"Facts of Slavery" - James Redpath - New York Tribune
We learn from The Norfolk Beacon that one of the first acts of Judge Baker, of the Superior Court on Monday, Jan. 9, was to sentence Mrs. Douglas, who was convicted at the last term for instructing negroes to read and write, contrary to law, to one month's imprisonment to the city jail, which sentence was immediately carried into execution.
The Deacon had an old slave that had been in the habit of running away, but had always been caught, until finally about two weeks ago he made another escape. No sooner was the old thing missing than cousin H borrowed neighbor P's hounds and started in search of him. He had not proceeded far in the woods before he found the old man perched upon a limb of a large tree. He ordered him several times to come down, but the old man, stubborn as an ass, still maintained his position. The deacon then becoming excited, fired his gun at him. The ball passed through his ankle and mangled it in such a manner that it mortified and he died.

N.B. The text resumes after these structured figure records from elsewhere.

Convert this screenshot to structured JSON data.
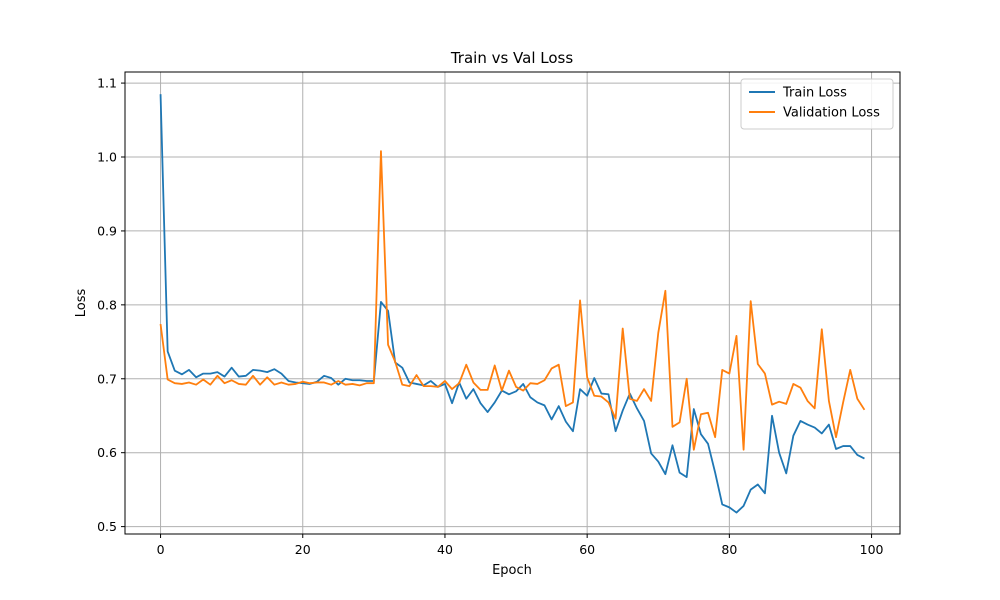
{
  "chart_data": {
    "type": "line",
    "title": "Train vs Val Loss",
    "xlabel": "Epoch",
    "ylabel": "Loss",
    "xlim": [
      -5,
      104
    ],
    "ylim": [
      0.49,
      1.115
    ],
    "xticks": [
      0,
      20,
      40,
      60,
      80,
      100
    ],
    "yticks": [
      0.5,
      0.6,
      0.7,
      0.8,
      0.9,
      1.0,
      1.1
    ],
    "ytick_labels": [
      "0.5",
      "0.6",
      "0.7",
      "0.8",
      "0.9",
      "1.0",
      "1.1"
    ],
    "grid": true,
    "legend_position": "top-right",
    "x": [
      0,
      1,
      2,
      3,
      4,
      5,
      6,
      7,
      8,
      9,
      10,
      11,
      12,
      13,
      14,
      15,
      16,
      17,
      18,
      19,
      20,
      21,
      22,
      23,
      24,
      25,
      26,
      27,
      28,
      29,
      30,
      31,
      32,
      33,
      34,
      35,
      36,
      37,
      38,
      39,
      40,
      41,
      42,
      43,
      44,
      45,
      46,
      47,
      48,
      49,
      50,
      51,
      52,
      53,
      54,
      55,
      56,
      57,
      58,
      59,
      60,
      61,
      62,
      63,
      64,
      65,
      66,
      67,
      68,
      69,
      70,
      71,
      72,
      73,
      74,
      75,
      76,
      77,
      78,
      79,
      80,
      81,
      82,
      83,
      84,
      85,
      86,
      87,
      88,
      89,
      90,
      91,
      92,
      93,
      94,
      95,
      96,
      97,
      98,
      99
    ],
    "series": [
      {
        "name": "Train Loss",
        "color": "#1f77b4",
        "values": [
          1.085,
          0.737,
          0.711,
          0.706,
          0.712,
          0.702,
          0.707,
          0.707,
          0.709,
          0.703,
          0.715,
          0.703,
          0.704,
          0.712,
          0.711,
          0.709,
          0.713,
          0.707,
          0.697,
          0.695,
          0.694,
          0.693,
          0.696,
          0.704,
          0.701,
          0.692,
          0.7,
          0.698,
          0.698,
          0.697,
          0.697,
          0.804,
          0.792,
          0.722,
          0.715,
          0.695,
          0.693,
          0.691,
          0.697,
          0.689,
          0.693,
          0.667,
          0.695,
          0.673,
          0.686,
          0.667,
          0.655,
          0.668,
          0.684,
          0.679,
          0.683,
          0.693,
          0.675,
          0.668,
          0.664,
          0.645,
          0.663,
          0.642,
          0.629,
          0.686,
          0.677,
          0.701,
          0.68,
          0.679,
          0.629,
          0.657,
          0.68,
          0.66,
          0.643,
          0.599,
          0.588,
          0.571,
          0.61,
          0.573,
          0.567,
          0.659,
          0.625,
          0.612,
          0.573,
          0.53,
          0.526,
          0.519,
          0.528,
          0.55,
          0.557,
          0.545,
          0.65,
          0.6,
          0.572,
          0.623,
          0.643,
          0.638,
          0.634,
          0.626,
          0.638,
          0.605,
          0.609,
          0.609,
          0.597,
          0.592
        ]
      },
      {
        "name": "Validation Loss",
        "color": "#ff7f0e",
        "values": [
          0.774,
          0.699,
          0.694,
          0.693,
          0.695,
          0.692,
          0.699,
          0.692,
          0.704,
          0.694,
          0.698,
          0.693,
          0.692,
          0.704,
          0.692,
          0.702,
          0.692,
          0.695,
          0.692,
          0.693,
          0.696,
          0.694,
          0.695,
          0.695,
          0.692,
          0.697,
          0.692,
          0.693,
          0.691,
          0.694,
          0.694,
          1.008,
          0.746,
          0.723,
          0.692,
          0.69,
          0.705,
          0.69,
          0.69,
          0.689,
          0.697,
          0.686,
          0.694,
          0.719,
          0.695,
          0.685,
          0.685,
          0.718,
          0.684,
          0.711,
          0.689,
          0.684,
          0.694,
          0.693,
          0.698,
          0.714,
          0.719,
          0.663,
          0.668,
          0.806,
          0.702,
          0.677,
          0.676,
          0.668,
          0.646,
          0.768,
          0.673,
          0.67,
          0.686,
          0.67,
          0.762,
          0.819,
          0.635,
          0.641,
          0.7,
          0.604,
          0.652,
          0.654,
          0.621,
          0.712,
          0.707,
          0.758,
          0.604,
          0.805,
          0.72,
          0.707,
          0.665,
          0.669,
          0.666,
          0.693,
          0.688,
          0.67,
          0.66,
          0.767,
          0.67,
          0.621,
          0.668,
          0.712,
          0.673,
          0.658
        ]
      }
    ]
  }
}
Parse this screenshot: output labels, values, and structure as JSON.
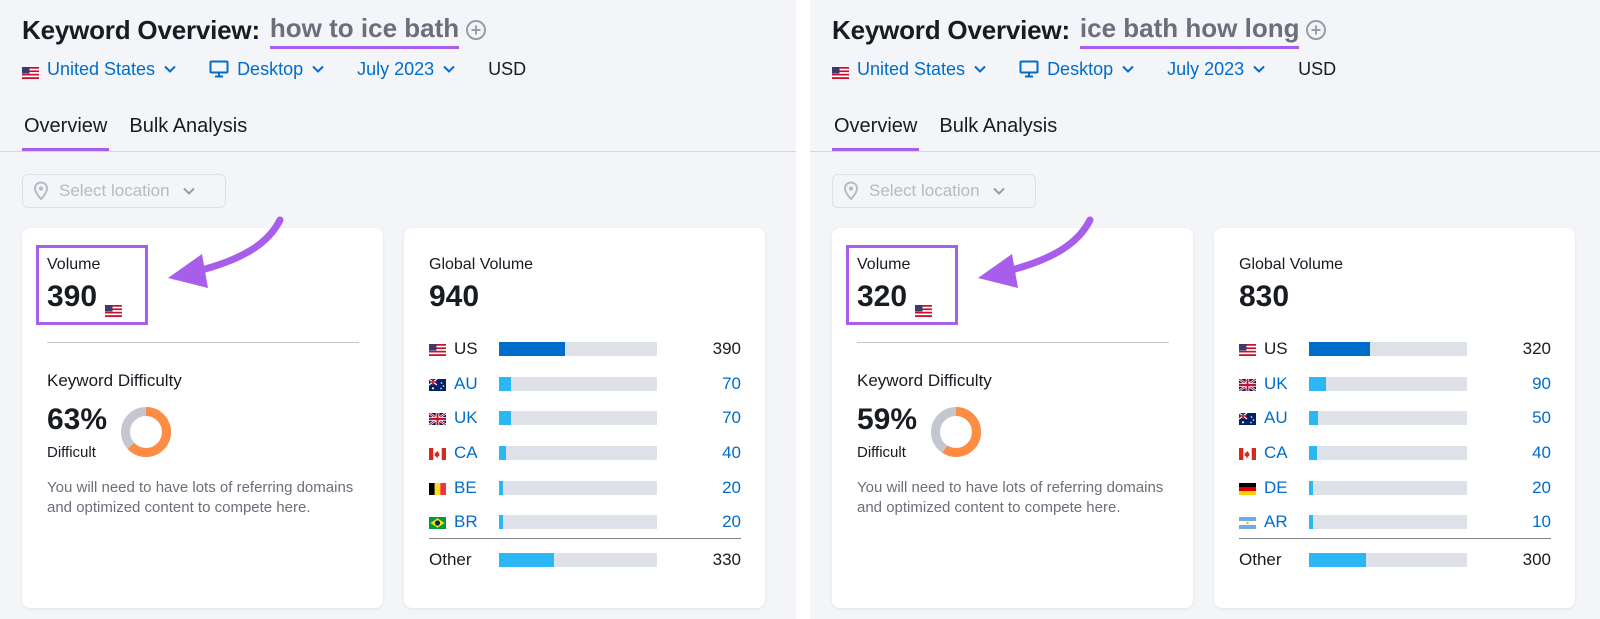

A Case of Cruelty and Torture
Before the Jury, one of Mr. Lewis's neighbors, Mr. David Montgomery, of revolutionary descent, testified that on the first Monday of March,which was County Court day, the younger girl above spoken ran into his house in a state of complete nakedness, and that her first words besought them "to please let her warm by their fire." Upon examination by this neighbor and wife the girl was found to have been most cruelly treated. She showed burns that evidently were made with hot irons upon her neck, her face, her hands under both arms, between her legs, both behind and before, beside bruises upon her head and bleeding at the ears.